DeMaurice Smith (R), executive director of the NFL Players’ Association, stands with attorneys Gregg Levy (C), David Boies (L) and Kansas City Chiefs linebacker Mike Vrabel (background) before he speaks to the media after attending a federal court hearing regarding labor negotiations between the NFL and the NFL Players Association in St. Paul, April 6, 2011. REUTERS/Eric Miller (UNITED STATES – Tags: SPORT FOOTBALL CRIME LAW BUSINESS)

The Washington Post’s Mark Maske reports that the NFL could finalize its new Collective Bargaining Agreement within the next 2-3 weeks.

Owners of the 32 teams, scheduled to attend a meeting in Chicago Tuesday, have been told to leave their schedules open in case the session runs late that night or spills over into the following day, said several people who spoke on the condition of anonymity because the deliberations are at a sensitive stage.

It is possible–but very unlikely–that the owners could vote on a labor deal at that meeting, said several of the people, who did not participate in the talks but are familiar with developments.

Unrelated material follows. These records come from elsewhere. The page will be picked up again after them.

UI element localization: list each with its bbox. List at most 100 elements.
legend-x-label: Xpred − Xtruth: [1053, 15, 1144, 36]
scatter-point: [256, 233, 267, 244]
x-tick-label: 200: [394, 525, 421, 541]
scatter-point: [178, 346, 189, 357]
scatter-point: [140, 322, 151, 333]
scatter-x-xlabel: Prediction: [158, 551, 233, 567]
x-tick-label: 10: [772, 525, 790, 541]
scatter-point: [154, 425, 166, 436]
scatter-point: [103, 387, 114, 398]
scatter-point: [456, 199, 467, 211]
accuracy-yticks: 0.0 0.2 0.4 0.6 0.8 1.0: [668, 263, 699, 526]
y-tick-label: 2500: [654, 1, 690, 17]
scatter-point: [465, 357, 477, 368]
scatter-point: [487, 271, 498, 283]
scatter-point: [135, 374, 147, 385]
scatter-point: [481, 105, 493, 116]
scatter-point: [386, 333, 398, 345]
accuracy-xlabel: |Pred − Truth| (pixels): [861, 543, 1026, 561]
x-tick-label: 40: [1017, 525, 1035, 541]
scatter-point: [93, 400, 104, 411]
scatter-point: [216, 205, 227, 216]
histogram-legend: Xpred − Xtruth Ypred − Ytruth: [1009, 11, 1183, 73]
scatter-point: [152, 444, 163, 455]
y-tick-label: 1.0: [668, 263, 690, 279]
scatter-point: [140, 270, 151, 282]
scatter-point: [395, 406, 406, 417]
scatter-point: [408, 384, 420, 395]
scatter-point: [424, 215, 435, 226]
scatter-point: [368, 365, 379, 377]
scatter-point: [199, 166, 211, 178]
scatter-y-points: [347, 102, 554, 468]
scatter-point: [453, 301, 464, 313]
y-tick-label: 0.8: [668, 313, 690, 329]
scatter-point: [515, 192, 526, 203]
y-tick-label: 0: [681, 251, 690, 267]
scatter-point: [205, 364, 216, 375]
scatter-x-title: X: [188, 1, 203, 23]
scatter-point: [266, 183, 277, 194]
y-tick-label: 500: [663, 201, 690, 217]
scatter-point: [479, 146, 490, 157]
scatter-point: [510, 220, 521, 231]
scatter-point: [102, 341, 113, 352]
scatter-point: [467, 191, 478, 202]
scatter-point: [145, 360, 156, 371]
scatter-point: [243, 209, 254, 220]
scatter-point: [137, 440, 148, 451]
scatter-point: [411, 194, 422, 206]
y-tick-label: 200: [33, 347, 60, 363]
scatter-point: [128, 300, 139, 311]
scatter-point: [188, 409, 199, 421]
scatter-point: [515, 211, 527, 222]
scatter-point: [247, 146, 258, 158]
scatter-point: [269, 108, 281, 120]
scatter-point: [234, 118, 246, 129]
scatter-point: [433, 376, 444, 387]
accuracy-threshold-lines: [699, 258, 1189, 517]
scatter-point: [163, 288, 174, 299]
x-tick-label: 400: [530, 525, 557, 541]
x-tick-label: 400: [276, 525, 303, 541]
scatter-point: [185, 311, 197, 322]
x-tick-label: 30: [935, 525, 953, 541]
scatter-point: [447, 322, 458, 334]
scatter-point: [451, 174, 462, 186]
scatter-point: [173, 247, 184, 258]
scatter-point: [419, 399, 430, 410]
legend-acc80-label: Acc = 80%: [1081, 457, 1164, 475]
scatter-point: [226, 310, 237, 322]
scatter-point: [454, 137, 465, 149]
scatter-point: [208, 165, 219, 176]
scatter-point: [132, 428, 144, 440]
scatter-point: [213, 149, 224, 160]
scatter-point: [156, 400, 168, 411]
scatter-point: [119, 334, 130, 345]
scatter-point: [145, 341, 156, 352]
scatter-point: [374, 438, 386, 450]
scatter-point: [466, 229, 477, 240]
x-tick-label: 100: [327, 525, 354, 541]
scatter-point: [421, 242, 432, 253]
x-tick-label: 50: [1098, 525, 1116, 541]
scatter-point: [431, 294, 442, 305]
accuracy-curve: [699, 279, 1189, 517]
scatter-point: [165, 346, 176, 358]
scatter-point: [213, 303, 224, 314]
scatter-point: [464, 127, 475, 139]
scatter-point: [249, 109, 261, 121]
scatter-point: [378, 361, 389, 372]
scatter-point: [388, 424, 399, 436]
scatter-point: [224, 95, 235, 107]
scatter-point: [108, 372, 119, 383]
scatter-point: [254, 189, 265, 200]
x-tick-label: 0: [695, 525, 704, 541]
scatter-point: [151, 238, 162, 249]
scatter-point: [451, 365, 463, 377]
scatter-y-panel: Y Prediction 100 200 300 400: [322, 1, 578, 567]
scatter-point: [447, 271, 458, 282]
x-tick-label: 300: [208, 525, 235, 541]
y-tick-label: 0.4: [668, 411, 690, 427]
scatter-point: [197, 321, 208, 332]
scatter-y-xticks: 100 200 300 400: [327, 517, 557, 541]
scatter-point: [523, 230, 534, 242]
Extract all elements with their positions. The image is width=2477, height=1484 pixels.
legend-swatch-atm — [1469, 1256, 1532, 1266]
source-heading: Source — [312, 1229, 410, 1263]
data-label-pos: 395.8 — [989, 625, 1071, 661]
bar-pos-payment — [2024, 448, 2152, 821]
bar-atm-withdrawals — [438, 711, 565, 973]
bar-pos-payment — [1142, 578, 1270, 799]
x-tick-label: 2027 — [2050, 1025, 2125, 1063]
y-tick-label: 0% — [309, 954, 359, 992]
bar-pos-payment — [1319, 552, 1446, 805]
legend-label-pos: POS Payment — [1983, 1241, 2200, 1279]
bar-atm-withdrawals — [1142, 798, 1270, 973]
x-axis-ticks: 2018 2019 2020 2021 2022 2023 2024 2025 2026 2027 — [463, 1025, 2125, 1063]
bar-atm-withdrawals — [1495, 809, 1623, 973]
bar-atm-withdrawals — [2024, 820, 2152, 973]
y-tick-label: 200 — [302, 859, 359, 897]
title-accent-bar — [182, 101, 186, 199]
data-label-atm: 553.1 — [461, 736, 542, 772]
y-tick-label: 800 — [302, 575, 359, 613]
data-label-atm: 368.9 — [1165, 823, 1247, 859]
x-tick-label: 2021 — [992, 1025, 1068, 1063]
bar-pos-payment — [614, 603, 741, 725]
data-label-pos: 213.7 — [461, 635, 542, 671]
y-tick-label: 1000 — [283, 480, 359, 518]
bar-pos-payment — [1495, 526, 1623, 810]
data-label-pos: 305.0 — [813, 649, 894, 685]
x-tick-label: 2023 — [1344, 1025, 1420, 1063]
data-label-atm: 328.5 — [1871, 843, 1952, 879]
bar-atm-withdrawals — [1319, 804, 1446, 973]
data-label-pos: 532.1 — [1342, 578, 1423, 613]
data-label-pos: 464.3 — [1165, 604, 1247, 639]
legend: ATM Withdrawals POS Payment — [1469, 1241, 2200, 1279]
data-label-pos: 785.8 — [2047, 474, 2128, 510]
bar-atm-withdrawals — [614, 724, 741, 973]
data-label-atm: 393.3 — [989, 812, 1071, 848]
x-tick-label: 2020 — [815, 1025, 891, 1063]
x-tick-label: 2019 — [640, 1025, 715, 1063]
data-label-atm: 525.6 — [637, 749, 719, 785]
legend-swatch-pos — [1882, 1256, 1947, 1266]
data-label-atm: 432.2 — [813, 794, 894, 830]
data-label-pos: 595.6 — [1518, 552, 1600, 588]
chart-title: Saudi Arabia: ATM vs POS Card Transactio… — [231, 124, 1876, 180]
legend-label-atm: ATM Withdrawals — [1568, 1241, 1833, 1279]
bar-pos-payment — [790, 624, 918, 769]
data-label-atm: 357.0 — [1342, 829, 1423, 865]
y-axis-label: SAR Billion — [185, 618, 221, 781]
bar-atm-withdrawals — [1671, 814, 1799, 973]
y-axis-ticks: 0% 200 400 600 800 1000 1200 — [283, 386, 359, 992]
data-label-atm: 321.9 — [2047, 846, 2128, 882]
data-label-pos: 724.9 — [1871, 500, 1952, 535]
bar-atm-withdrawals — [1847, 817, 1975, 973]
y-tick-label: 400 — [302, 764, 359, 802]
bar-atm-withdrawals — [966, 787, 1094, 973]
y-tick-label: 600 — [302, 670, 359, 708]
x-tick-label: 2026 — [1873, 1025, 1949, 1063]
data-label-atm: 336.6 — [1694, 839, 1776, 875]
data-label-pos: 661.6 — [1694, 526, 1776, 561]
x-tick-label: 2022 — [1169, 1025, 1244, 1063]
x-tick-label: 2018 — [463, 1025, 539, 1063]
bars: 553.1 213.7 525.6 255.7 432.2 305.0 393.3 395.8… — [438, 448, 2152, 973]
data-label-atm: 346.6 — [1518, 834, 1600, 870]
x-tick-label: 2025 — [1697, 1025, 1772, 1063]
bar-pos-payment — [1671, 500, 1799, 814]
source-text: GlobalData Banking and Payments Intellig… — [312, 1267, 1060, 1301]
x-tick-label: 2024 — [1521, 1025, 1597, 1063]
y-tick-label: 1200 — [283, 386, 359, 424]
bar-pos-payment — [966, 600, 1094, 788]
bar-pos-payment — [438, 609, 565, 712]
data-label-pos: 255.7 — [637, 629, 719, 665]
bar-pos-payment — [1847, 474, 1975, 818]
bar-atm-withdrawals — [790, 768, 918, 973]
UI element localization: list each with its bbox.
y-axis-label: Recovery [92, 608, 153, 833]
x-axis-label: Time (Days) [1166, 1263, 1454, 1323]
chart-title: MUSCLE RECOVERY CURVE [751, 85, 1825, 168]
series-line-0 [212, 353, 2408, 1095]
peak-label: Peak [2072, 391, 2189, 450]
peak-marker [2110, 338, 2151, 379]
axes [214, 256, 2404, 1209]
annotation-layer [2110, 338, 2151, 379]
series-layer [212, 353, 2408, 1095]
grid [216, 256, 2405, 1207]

It is more likely, they said, that owners could give negotiators their opinions and a deal with the players could be completed the following week.

A deal that week, just before the July 4 holiday, appears increasingly realistic, said people on both sides of the dispute.

Others, however, cautioned that a deal between league and the players remains less than a certainty and talks still could unravel. notes that Maske “has been one of the most plugged-in and reliable reporters on the CBA talks,” so that’s comforting. And after speaking with Vikings defensive end Jared Allen and former Titan Kevin Carter over the last two weeks, I too get the sense that the two sides are getting closer.

That said, both Allen and Carter expressed that there is still a lot that needs to be ironed out. The players are holding their ground when it comes to benefits for both current and former athletes. That’s a huge sticking point for them, as they want to ensure that the league will take care of retired players long past their days in pads and cleats.

But at the very least, it appears as though these labor talks are moving in the right direction. It’s a very good sign that the two sides are talking out of court.